Nothing unifies people on opposite sides of our hairline fracture of a political divide quite like a public figure who openly ridicules their shared sacred cows.  Here we have a conservative and an apparent progressive reviling the prince of darkness himself, Gore Vidal, for more or less the exact same reasons.  You might think the man was a cannibal or something, but no—his real sins were sympathizing with terrorists, having the gall to believe that a U.S. president might have been involved in a conspiracy to drag the country into war, and, of course, anti-Semitism, that catch-all smear for anyone who opposes America’s pro-Israel foreign policy or, worse, suggests that Israel might actually be involved in a land-grab rather than defending its poor innocent self against those bloodthirsty Palestinians.

Not surprisingly, the Slate piece was the more humorless of the two, adding racism and elitism (i.e., conservatism) to the list of crimes.  You see, apparently there was a split in the progressive movement around the time of WWI, with the Woodrow Wilson and Teddy R. strain, the true progressives, bringing us the New Deal, and the other strain, embodied by Vidal’s grandfather and presumably Vidal himself, morphing into “Heartland conservatives” who hated immigrants and European cosmopolitanism, and who were isolationists (which, in case you didn’t know, also means anti-Semite).  A couple of nice ironies here.  First of all, I don’t think you could find a better example of a European cosmopolitan than Gore Vidal, who lived in Rome and had a villa on the Amalfi Coast and who relentlessly ridiculed the cultural backwardness of bible-thumping Americans (and who proclaimed that all people were naturally bi-sexual).  And second, Woodrow Wilson, exemplar of the right and true progressive path?  He may be the closest the U.S. has had to a Klansman-in-chief.
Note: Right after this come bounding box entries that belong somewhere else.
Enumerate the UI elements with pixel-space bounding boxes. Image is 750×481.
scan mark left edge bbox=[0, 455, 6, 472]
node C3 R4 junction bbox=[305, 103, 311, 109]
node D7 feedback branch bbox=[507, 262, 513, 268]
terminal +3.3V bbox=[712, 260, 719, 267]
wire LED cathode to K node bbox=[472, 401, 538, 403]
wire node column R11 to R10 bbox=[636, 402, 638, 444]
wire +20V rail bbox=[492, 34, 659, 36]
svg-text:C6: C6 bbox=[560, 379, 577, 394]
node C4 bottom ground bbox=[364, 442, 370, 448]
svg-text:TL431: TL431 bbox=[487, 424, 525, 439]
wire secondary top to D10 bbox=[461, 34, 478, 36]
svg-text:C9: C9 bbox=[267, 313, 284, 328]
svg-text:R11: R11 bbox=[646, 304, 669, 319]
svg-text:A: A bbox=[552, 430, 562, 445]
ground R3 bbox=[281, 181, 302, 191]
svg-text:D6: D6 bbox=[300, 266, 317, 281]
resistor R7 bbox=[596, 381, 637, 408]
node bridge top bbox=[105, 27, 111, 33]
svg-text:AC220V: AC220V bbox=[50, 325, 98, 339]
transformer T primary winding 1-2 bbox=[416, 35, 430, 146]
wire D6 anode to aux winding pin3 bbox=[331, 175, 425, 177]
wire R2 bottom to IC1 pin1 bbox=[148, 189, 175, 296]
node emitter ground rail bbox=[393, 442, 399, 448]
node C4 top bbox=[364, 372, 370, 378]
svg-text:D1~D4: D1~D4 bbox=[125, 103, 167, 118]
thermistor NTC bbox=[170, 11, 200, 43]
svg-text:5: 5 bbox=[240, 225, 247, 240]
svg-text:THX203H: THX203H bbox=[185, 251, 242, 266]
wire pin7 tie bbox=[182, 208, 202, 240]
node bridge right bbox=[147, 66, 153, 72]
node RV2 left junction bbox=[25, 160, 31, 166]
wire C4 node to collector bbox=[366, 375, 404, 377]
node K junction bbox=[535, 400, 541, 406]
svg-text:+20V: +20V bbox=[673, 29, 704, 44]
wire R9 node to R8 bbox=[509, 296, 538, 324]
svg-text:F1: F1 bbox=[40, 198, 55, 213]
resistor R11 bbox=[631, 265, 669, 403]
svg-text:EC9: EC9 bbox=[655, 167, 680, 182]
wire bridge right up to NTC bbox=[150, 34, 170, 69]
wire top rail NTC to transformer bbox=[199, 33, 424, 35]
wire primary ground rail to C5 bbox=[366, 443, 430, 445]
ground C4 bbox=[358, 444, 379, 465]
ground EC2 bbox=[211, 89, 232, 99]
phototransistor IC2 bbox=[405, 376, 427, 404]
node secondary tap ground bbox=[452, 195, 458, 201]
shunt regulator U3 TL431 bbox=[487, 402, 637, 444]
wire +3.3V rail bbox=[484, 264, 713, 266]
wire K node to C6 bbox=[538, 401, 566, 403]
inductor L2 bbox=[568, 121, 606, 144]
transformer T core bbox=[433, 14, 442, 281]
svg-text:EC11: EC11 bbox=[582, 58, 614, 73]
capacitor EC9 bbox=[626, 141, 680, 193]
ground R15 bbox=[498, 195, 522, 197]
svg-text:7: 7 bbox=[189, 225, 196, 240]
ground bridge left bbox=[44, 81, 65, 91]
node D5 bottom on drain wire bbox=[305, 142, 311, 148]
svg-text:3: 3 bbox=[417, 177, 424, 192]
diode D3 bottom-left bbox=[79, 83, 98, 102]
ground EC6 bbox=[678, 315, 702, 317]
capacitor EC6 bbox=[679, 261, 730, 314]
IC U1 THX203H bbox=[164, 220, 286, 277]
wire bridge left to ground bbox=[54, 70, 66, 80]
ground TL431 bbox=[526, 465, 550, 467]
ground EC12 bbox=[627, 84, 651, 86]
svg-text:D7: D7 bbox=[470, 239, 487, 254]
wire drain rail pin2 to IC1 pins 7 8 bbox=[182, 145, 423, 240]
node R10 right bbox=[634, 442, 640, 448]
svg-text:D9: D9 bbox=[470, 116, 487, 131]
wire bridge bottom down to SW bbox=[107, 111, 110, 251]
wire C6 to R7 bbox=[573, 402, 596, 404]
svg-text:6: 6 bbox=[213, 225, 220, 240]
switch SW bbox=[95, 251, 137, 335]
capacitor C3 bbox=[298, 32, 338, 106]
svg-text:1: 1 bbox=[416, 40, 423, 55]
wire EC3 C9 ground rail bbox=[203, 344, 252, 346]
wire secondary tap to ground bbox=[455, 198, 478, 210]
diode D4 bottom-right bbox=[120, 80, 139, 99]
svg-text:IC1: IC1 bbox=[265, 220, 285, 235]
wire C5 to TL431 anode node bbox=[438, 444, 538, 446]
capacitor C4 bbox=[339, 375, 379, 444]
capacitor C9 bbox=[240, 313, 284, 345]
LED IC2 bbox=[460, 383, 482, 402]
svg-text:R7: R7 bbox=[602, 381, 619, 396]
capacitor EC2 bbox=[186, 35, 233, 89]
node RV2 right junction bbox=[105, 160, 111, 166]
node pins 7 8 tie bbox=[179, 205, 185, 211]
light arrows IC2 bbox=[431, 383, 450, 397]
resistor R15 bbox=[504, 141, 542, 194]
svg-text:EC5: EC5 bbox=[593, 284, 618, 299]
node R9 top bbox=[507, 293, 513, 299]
It’s true that Vidal was an elitist.  Just the other day I heard an excerpt from an old radio interview in which he said that all social change comes from the people at the top, not the bottom.  I guess that explains his inability to completely shake his affinity for the Democratic Party, and his belief that Hillary Clinton would have been something other than just another typical president.  To my mind, these are surer signs of malign influence than any sympathy he had for the victims at Ruby Ridge.

Quibbles with his politics aside, though, his essays (haven’t read any of his fiction) are a pure pleasure to read.  He was a master of deadpan mockery and the elegant put-down, and watching him (in print or on TV) destroy the self-appointed guardians of the political status quo, like the two clowns linked to above, is about as enjoyable a spectator sport as there is.

2 thoughts on “Eugene Lucifer Gore Vidal

  1. You _seriously_ haven’t read any of his fiction??? There are 2 types: the historial novel, in which he seriously investigates American history and real figures from the perspective of some fictional centre character; and his speculative fiction/sci-fi/fantasy – hilarious. IMHO his fiction far outweighs his contribution as a critic and polemicist. Go to your library now…

    • That’s not exactly true. I have read a couple of his short stories but none of his novels. I’ve been meaning to check one out at some point, though. I guess now would be as good a time as any.